Christine Abrams, left, chair of the Haudenosaunee Standing Committee on Burial Rules & Regulations, and Peter Jemison, faithkeeper for the Seneca Nation, hold a reproduction of the Haudenosaunee Hiawatha Belt. (Photo from CLAS)

Tracking Wampum loss and recovery

One of the most important items of cultural significance in Native American culture, says Bruchac, is the wampum belt. Fashioned from strings of white and dark shell beads known as wampum, these belts were used as agents of governance and symbols of alliance that reinforced tribal relations.

Wampum belts were taken by anthropologists, stolen by dealers, or confiscated by state agents, while some were sold to private collectors under suspicious circumstances. The loss and recovery of these belts, says Bruchac, can be linked to the loss and recovery of Native American culture over time.

“Wampum, in a sense, is a unifying link in cultural currency.” she says. “It is considered an active living agent that gives us glimpses into indigenous governance.”

Bruchac’s work aims to trace the fate of wampum belts for a second book, titled “At Wood’s Edge: Documenting Wampum Loss and Recovery.” Bruchac will work with Tuscarora scholar and elder Richard Hill, coordinator of the Indigenous Knowledge Center at the village of Ohskweken in Ontario, to interview tribal leaders among the Six Nations Haudenosaunee (also known as the Iroquois) for this project.

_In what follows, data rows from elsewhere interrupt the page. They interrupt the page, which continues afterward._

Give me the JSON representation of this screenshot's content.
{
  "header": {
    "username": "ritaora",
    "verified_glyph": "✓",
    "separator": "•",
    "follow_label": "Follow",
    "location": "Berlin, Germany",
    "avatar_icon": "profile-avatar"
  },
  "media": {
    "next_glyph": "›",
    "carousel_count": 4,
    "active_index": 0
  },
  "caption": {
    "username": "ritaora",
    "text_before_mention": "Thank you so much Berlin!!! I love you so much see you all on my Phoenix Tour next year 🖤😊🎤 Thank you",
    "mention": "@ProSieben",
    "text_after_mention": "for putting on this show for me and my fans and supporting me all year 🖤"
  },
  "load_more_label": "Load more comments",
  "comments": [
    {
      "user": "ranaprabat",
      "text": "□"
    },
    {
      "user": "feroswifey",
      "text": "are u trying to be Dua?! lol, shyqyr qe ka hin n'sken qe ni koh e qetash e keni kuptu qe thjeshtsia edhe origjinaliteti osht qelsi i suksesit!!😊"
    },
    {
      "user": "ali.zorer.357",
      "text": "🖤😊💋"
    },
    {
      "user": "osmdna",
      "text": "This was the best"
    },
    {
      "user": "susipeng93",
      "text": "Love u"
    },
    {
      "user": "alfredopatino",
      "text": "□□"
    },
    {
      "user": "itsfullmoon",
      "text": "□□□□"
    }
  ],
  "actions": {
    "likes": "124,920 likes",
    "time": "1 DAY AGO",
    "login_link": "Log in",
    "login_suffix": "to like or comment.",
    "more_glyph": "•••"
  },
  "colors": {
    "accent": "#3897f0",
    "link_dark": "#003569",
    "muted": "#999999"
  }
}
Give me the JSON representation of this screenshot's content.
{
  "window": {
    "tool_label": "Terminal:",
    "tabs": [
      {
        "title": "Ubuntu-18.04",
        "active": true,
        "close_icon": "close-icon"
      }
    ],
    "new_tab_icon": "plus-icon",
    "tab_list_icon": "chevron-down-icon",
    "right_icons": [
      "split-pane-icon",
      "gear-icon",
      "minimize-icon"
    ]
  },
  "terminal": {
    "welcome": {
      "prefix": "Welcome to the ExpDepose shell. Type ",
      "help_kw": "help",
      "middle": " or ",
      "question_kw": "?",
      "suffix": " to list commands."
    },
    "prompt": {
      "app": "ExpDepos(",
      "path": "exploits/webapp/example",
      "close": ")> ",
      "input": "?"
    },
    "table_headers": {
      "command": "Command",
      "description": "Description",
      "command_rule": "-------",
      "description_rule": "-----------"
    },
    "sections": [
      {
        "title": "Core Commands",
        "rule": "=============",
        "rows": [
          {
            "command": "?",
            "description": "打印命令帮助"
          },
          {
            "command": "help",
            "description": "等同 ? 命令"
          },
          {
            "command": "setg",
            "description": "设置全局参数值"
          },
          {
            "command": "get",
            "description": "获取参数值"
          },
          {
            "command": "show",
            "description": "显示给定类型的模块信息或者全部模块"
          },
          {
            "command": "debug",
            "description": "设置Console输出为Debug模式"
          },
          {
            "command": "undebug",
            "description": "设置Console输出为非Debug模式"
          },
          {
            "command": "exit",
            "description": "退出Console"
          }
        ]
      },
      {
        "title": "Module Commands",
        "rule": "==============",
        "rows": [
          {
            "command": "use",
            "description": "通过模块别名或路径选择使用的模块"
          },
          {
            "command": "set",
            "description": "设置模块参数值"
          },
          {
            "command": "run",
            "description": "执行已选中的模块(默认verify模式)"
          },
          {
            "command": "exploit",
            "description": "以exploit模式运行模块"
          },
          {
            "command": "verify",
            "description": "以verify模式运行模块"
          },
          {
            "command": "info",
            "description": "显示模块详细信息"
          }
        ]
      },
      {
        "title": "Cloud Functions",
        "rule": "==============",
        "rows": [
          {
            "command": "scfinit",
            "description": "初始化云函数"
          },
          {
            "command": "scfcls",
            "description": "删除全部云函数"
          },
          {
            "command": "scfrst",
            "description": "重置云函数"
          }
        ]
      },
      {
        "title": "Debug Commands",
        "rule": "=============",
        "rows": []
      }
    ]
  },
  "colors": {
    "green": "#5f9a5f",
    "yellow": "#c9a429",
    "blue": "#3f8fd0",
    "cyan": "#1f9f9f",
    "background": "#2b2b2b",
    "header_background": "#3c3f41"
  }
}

This work will be supported by an American Philosophical Society Phillips Fund Research Grant. Timothy Powell, the director of Native American projects at the American Philosophical Society, has noted that Bruchac’s research brings to light the complicated role of indigenous informants in the creation and circulation of anthropological knowledge.

Connecting cultural divides

Fortunately, says Bruchac, much effort is now being devoted to repatriation, or the return of items of indigenous patrimony to Native American communities.

“By reconnecting people with ancestral artifacts, images, and voices,” Bruchac says, “museums can contribute to cultural restoration, thus repairing some of the damage done by their predecessors.”

Bruchac is looking forward to working at the School for Advanced Research and with the American Philosophical Society, both of which promote Native American anthropology.

“It is so heart-filling to do this work. It feels like this is why I became an anthropologist,” says Bruchac. “It encourages me to use every bit of my own humanity in the goal of restorative research. My social relations help me to navigate among Native tribes, and I can use the anthropological methods to highlight the intersections among indigenous and academic knowledges.”

And, she says, identifying with both groups makes the work all the more worth it.